Entraide et communication
Si elle est fragile, la forêt est aussi précieuse. Non seulement par la valeur propre de son écosystème, mais aussi pour l’Homme. Par la captation du monoxyde de carbone présent dans l’air, une forêt en bonne santé participe de la bonne santé de notre environnement. Et peut-être, s’il s’agit de revenir à la métaphore mobilisée plus haut, serait-on tenté d’en formuler une autre. Puisque à l’instar de l’Homme, l’Arbre semble tourné vers l’Autre, le sens donné aux « lois de la jungle » s’inverse : là ou l’on croyait agir individuellement, l’on sait maintenant que tout se crée, se maintient et se perpétue, dans un rapport étroit aux autres.
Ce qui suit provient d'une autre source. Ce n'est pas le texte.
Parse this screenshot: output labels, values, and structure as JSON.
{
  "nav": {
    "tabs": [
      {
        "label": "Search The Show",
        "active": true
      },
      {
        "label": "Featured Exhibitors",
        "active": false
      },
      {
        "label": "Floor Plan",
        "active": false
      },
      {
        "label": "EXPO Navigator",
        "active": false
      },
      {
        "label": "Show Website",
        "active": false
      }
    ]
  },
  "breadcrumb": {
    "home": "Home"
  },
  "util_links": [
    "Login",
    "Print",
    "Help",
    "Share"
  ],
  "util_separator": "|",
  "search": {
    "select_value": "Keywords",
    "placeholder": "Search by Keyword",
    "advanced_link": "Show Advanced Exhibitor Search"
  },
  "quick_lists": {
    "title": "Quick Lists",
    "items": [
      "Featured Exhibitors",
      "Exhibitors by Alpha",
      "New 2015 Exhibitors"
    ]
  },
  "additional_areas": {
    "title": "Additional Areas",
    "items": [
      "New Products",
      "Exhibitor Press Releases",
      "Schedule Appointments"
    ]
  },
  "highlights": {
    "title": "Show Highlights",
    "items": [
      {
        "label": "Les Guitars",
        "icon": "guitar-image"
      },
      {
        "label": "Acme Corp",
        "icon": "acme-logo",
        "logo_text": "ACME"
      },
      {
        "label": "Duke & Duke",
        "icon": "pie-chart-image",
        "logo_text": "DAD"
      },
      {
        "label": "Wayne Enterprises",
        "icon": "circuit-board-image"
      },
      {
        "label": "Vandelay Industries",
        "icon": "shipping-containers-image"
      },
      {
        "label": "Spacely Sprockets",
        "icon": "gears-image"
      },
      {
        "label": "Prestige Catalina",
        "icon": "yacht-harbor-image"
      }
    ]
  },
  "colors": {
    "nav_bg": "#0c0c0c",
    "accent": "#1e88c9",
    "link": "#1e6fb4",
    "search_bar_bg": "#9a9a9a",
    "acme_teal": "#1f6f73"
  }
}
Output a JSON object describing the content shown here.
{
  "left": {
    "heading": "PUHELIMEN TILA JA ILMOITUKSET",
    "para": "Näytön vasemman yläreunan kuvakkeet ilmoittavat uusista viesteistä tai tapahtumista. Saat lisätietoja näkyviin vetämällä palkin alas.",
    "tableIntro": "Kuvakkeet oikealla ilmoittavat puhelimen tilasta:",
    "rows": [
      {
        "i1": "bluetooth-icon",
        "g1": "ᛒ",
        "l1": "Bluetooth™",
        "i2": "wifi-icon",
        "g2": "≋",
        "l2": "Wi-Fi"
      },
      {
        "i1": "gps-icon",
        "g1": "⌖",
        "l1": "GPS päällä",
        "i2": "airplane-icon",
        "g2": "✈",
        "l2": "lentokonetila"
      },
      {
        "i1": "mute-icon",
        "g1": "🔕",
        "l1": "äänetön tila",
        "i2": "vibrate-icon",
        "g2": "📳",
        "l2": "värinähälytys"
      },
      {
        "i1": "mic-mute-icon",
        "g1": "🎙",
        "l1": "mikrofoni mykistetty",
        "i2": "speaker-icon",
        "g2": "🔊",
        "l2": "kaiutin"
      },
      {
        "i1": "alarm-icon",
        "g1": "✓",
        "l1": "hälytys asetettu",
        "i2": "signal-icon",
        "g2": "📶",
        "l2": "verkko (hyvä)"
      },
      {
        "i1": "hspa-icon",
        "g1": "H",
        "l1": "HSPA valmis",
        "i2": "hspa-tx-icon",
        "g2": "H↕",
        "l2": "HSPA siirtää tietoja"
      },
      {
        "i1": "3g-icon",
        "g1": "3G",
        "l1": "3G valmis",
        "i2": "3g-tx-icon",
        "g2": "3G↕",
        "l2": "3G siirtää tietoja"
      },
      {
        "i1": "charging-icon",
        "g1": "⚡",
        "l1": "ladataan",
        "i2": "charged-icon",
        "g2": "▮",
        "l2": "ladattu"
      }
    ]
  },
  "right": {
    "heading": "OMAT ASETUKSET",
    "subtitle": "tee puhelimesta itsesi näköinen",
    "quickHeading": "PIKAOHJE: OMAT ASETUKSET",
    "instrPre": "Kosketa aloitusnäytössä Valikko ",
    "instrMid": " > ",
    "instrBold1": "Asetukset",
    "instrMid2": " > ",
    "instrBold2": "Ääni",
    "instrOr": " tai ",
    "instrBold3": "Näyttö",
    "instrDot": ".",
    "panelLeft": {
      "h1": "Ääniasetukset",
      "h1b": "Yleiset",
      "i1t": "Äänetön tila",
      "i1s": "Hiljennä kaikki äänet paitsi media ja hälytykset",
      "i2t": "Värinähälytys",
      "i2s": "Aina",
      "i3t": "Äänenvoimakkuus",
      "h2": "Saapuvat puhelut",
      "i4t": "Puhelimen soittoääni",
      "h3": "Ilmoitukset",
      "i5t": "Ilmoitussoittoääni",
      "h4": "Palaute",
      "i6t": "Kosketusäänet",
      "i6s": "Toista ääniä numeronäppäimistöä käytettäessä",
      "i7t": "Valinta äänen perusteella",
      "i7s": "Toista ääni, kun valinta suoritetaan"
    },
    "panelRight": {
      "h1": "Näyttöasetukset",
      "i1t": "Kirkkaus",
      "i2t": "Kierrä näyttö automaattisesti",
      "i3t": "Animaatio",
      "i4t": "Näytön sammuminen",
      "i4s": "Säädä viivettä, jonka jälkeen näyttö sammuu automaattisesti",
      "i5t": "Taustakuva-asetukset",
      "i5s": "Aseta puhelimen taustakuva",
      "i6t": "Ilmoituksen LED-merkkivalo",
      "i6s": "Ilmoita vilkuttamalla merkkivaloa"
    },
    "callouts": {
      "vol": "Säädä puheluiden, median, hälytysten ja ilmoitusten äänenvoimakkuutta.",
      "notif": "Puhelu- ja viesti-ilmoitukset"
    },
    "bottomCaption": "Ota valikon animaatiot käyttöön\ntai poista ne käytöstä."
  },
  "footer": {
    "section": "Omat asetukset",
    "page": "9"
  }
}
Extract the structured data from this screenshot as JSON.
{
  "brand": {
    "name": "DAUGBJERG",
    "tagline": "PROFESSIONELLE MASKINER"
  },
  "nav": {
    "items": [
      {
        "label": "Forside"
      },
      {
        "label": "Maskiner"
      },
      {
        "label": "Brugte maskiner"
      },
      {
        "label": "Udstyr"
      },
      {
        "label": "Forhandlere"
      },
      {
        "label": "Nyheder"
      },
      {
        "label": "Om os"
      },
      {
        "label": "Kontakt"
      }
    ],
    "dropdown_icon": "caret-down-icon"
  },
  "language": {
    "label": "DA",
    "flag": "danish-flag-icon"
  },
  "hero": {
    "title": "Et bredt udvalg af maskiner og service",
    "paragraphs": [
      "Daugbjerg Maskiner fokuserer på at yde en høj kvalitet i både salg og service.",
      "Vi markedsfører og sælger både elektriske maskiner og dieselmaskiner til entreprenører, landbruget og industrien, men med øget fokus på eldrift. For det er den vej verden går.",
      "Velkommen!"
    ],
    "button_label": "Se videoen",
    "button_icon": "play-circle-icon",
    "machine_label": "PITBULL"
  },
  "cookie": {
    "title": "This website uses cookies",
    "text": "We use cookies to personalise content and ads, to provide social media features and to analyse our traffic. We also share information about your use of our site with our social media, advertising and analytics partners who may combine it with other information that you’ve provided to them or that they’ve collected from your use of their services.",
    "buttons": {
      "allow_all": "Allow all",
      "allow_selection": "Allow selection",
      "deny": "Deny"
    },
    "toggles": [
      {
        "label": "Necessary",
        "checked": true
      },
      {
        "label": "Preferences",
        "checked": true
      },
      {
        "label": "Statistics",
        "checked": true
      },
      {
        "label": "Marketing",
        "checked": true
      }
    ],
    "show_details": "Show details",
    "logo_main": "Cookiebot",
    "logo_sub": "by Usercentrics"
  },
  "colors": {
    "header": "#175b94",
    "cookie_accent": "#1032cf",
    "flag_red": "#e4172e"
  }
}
Selon cette image, une société saine serait par conséquent une société de communication et d’entraide…
Allemagne, 2017
Réalisateur/trice : Julia Dordel et Guido Tölke.
Langue : anglais, sous-titré français.
Ce film a été projeté dans le cadre du Festival du Film Vert, qui était présent du 8 au 11 mars à Fribourg. Le Festival est terminé à Fribourg, mais il visite soixante villes de Suisse romande, et ce jusqu’au 15 avril. L’intelligence des arbres y est également à l’affiche.